As to the LOA notation, the supervisors testified that the notation was merely a reminder that Cutcher was on leave and would need to be notified of the layoff upon her return (instead of at the same time as the other laid off employees). The Court, however, held that a jury could believe that the notation was instead intended to single out Cutcher for a poor evaluation because of her leave.
Further, while Cutcher experienced the ultimate “adverse employment action” by being laid off, courts have held that far lesser actions could be considered retaliation for taking FMLA leave. Such actions could include transferring an employee to a non-preferred shift, excluding an employee from meetings, or increasing the amount or intensity of monitoring that employee’s work – among many others.
To protect against a federal lawsuit, employers can take a number of steps. A good first step is to carefully and consistently document an employee’s request for and taking of FMLA leave. Consistently following the same procedures with each and every employee who requests leave can help to eliminate claims of discriminatory treatment, as well as potentially reduce abuse of leave.
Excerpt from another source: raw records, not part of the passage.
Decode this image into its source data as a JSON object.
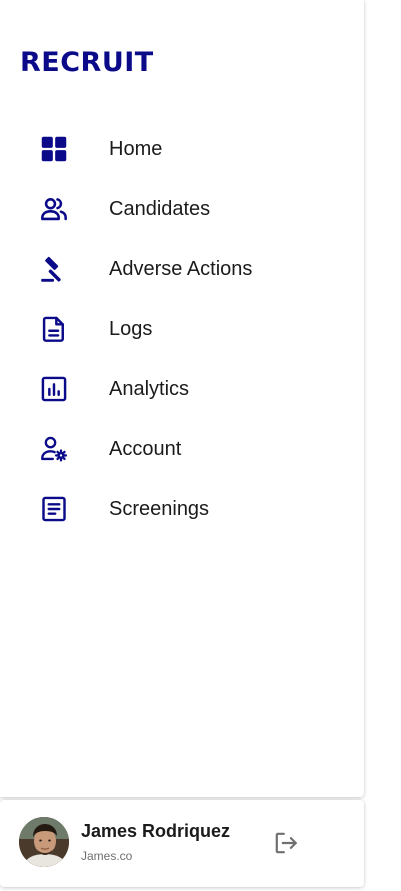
{
  "brand": {
    "logo_text": "RECRUIT",
    "accent_color": "#0b0b8a"
  },
  "nav": {
    "items": [
      {
        "label": "Home",
        "icon": "grid-icon"
      },
      {
        "label": "Candidates",
        "icon": "users-icon"
      },
      {
        "label": "Adverse Actions",
        "icon": "gavel-icon"
      },
      {
        "label": "Logs",
        "icon": "document-icon"
      },
      {
        "label": "Analytics",
        "icon": "bar-chart-icon"
      },
      {
        "label": "Account",
        "icon": "user-settings-icon"
      },
      {
        "label": "Screenings",
        "icon": "list-document-icon"
      }
    ]
  },
  "user": {
    "name": "James Rodriquez",
    "org": "James.co",
    "avatar": "avatar-photo",
    "logout_icon": "logout-icon"
  }
}
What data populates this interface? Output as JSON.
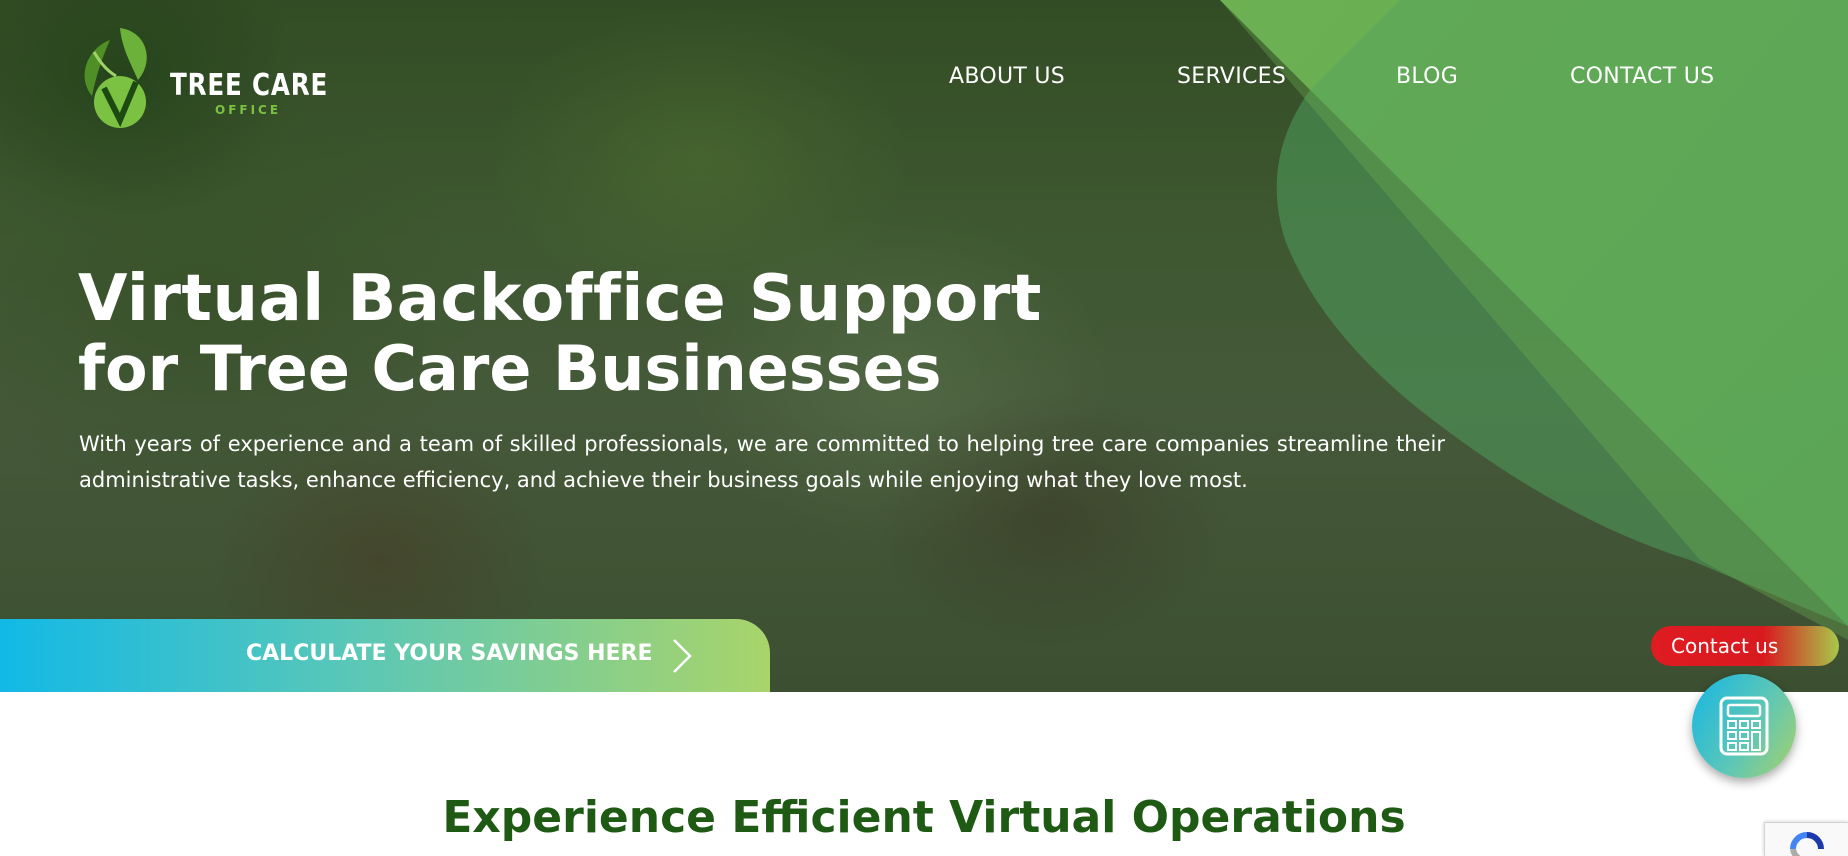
{
  "brand": {
    "name": "TREE CARE",
    "sub": "OFFICE"
  },
  "nav": {
    "items": [
      {
        "label": "ABOUT US"
      },
      {
        "label": "SERVICES"
      },
      {
        "label": "BLOG"
      },
      {
        "label": "CONTACT US"
      }
    ]
  },
  "hero": {
    "headline": "Virtual Backoffice Support",
    "subheadline": "for Tree Care Businesses",
    "description": "With years of experience and a team of skilled professionals, we are committed to helping tree care companies streamline their administrative tasks, enhance efficiency, and achieve their business goals while enjoying what they love most.",
    "cta_label": "CALCULATE YOUR SAVINGS HERE",
    "cta_icon": "chevron-right-icon"
  },
  "widgets": {
    "contact_label": "Contact us",
    "calculator_icon": "calculator-icon",
    "recaptcha_icon": "recaptcha-icon"
  },
  "section": {
    "title": "Experience Efficient Virtual Operations"
  },
  "colors": {
    "brand_green": "#6aaf4a",
    "dark_green_text": "#1f5a14",
    "logo_green": "#7cc242",
    "cta_start": "#12b9e6",
    "cta_end": "#a9d46a",
    "contact_red": "#e01b22"
  }
}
Perhaps the most important step, however, is training management staff how to properly respond to an employee’s request for FMLA leave. In addition to knowing how to properly process such a request, managers must be instructed that such employees should be treated as they would have been had they not requested the leave. While this does not insulate an employee from consequences for other conduct at work, it does mean that managers must take care that if they seek to discipline an employee who has taken FMLA leave, they document the reasons for the discipline and make sure those reasons bear no relation to the leave.2
In Cutcher’s case, the simple notation of “LOA” on the review that led to her selection for layoff combined with the unexplained change in her evaluation and the fact that the decision was made while she was actually on FMLA leave were enough for the appeals court to remand the case for a jury trial. Regular management training that includes not only actually avoiding use of an employee’s leave as a consideration when making employment decisions, but also raising awareness of the need to avoid the appearance that the leave was considered, can help employers avoid the situation Kmart now finds itself in.
Lee Ann Rabe
Assistant Attorney General
1 Cutcher v. Kmart Corp., No. 09-1145, 2010 U.S. Dist. LEXIS 2253 (6th Cir. Feb. 1, 2010).
2 Of course, documentation of the rationale for discipline is always a good idea, regardless of whether the employee in question has taken leave.